Estava ali uma imagem que minha mente produzira em mim por muitos anos. Era
ela. Ela existia. Fiquei por longos dias impressionado com a descoberta. Agora,
o sonho não podia ser considerado completamente surreal. Ele estava calcado
numa letra, numa cultura, uma tradição gigantesca. De alguma forma eu fazia
parte, eu um fragmento da grande África. A experiência como um todo ganhou mais
alegria. Mais leve e gostosa se tornou aquelas lembranças dos sonhos. Numa
performance do grupo 1banda3, criado com a amiga Brisa e o querido Felipe José,
pude projetar a imagem numa cena.
Já
mais recentemente, me interessei bastante pela literatura grega antiga,
principalmente os antigos filósofos conhecidos como pré-socráticos. Dentre as
várias teorias, uma me chamou a atenção. A teoria de Empédocles, pensador que
também era médico e discursou sobre a existência do ar e sua passagem pelo
nosso corpo, a inspiração e a expiração, fato que nos alimenta de energia. Em Da natura, em trecho citado por
Aristóteles, ele diz que assim todos inalam e exalam: em todos há, sem sangue,
canais de carne à superfície do corpo estendidos...
Simplesmente
ar. Nós somos um corpo vazado de ar, um ser que respira e isso é muito. Não
paramos por enquanto houver vida de inspirar e expirar. Não saía da minha
cabeça uma imagem de um corpo perfurado e transpassado pelo vento. E dali
surgia a força motriz, dali surgia a música. Um corpo flauta, como num mito
indígena para o surgimento da música.
A
respiração sempre foi uma ação que eu gostei de prestar atenção. Algumas vezes,
tentei acompanhar cada pulsação como se eu estivesse dominado os atos
involuntários dela. Aquilo era aflitivo. Como ator, dediquei dias da minhas
vida fazendo exercícios vocais e tentando entender o diafragma. Ele é a cinta
que move ar na nossa barriga. Cheguei a dedicar um capítulo inteiro de um livro
de poemas para a respiração, função fundamental.
Um
dia me encontrei um pouco febril e, por conta do nariz entupido, tive
dificuldade para respirar, coisa normal de uma gripe. Numa tarde fria de
inverno, resolvi ficar deitado com preguiça de qualquer coisa. Fiquei pensando
nos meus canais respiratórios. Procurei sentir minuciosamente minha narina para
compreender onde ela entupia e como eu poderia reverter a coriza que me
incomodava.
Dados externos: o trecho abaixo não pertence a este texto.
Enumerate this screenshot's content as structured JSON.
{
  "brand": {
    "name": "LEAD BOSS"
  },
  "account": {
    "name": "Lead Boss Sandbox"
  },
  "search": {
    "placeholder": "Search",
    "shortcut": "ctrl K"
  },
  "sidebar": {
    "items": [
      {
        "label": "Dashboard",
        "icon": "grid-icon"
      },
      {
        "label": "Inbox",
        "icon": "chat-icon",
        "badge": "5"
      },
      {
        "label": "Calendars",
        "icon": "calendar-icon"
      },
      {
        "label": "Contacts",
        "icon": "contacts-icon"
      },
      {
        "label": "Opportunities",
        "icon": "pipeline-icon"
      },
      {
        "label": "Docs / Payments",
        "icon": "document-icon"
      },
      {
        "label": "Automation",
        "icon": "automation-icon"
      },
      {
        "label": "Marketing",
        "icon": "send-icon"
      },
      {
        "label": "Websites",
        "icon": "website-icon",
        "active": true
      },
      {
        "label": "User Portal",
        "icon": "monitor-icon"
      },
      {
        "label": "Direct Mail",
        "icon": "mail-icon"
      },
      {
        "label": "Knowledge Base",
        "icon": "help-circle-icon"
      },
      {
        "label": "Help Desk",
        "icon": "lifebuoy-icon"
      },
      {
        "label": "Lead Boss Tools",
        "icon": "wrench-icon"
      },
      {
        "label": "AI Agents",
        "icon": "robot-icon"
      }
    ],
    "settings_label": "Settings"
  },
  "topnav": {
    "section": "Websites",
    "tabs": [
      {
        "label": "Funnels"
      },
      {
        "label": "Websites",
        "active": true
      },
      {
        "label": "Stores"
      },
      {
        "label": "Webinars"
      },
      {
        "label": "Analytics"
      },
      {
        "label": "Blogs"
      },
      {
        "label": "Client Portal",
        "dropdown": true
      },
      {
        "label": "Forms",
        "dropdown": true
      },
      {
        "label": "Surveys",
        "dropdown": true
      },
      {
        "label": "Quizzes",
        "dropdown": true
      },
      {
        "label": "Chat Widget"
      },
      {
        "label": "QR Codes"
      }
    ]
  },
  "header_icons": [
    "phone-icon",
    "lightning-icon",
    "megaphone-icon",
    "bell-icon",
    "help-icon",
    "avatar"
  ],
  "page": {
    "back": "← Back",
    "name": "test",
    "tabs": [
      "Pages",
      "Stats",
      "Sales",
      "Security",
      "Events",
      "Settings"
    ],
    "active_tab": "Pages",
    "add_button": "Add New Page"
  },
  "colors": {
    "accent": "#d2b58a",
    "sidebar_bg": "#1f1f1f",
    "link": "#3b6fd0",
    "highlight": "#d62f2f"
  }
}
Dependendo do modo como eu me deitava, uma narina voltava a ter uma
boa passagem de ar e a outra entupia. Comecei a pegar no sono e entrei num
certo estado de vigília. Foi quando tive um insight, o segundo deste
texto.
A
dificuldade de respirar me causava um mal estar muito familiar. De acordo com
as variações que minha inspirações e expirações me impunham, eu sentia o peito
cheio, pequenas dores na cabeça e cansaços corporais. Aos poucos me lembrei dos
meus sonhos com a argola, não cheguei a sonhar completamente, mas o pouco que
ela surgiu pra mim, na pulsação doentia que eu sentia, percebi que ela estava
relacionada com minha febre. Logo recordei que várias vezes, nos períodos em
que eu sonhei continuamente o sonho da argola, eu estava febril e um pouco
gripado. Eu entendi que por algum motivo, que eu não consigo compreender bem,
essas variações da respiração é que coordenavam os movimentos da argola em meus
sonhos. Havia uma relação do desconforto estar presente sempre que o sonho
vinha ou sempre que o sonho vinha, havia necessariamente um desconforto. De
alguma maneira a argola fazia parte de minhas narinas e portanto da minha
respiração.
O sonho há
muito tempo não retorna e creio que ele continua misteriosamente intrínseco a
mim.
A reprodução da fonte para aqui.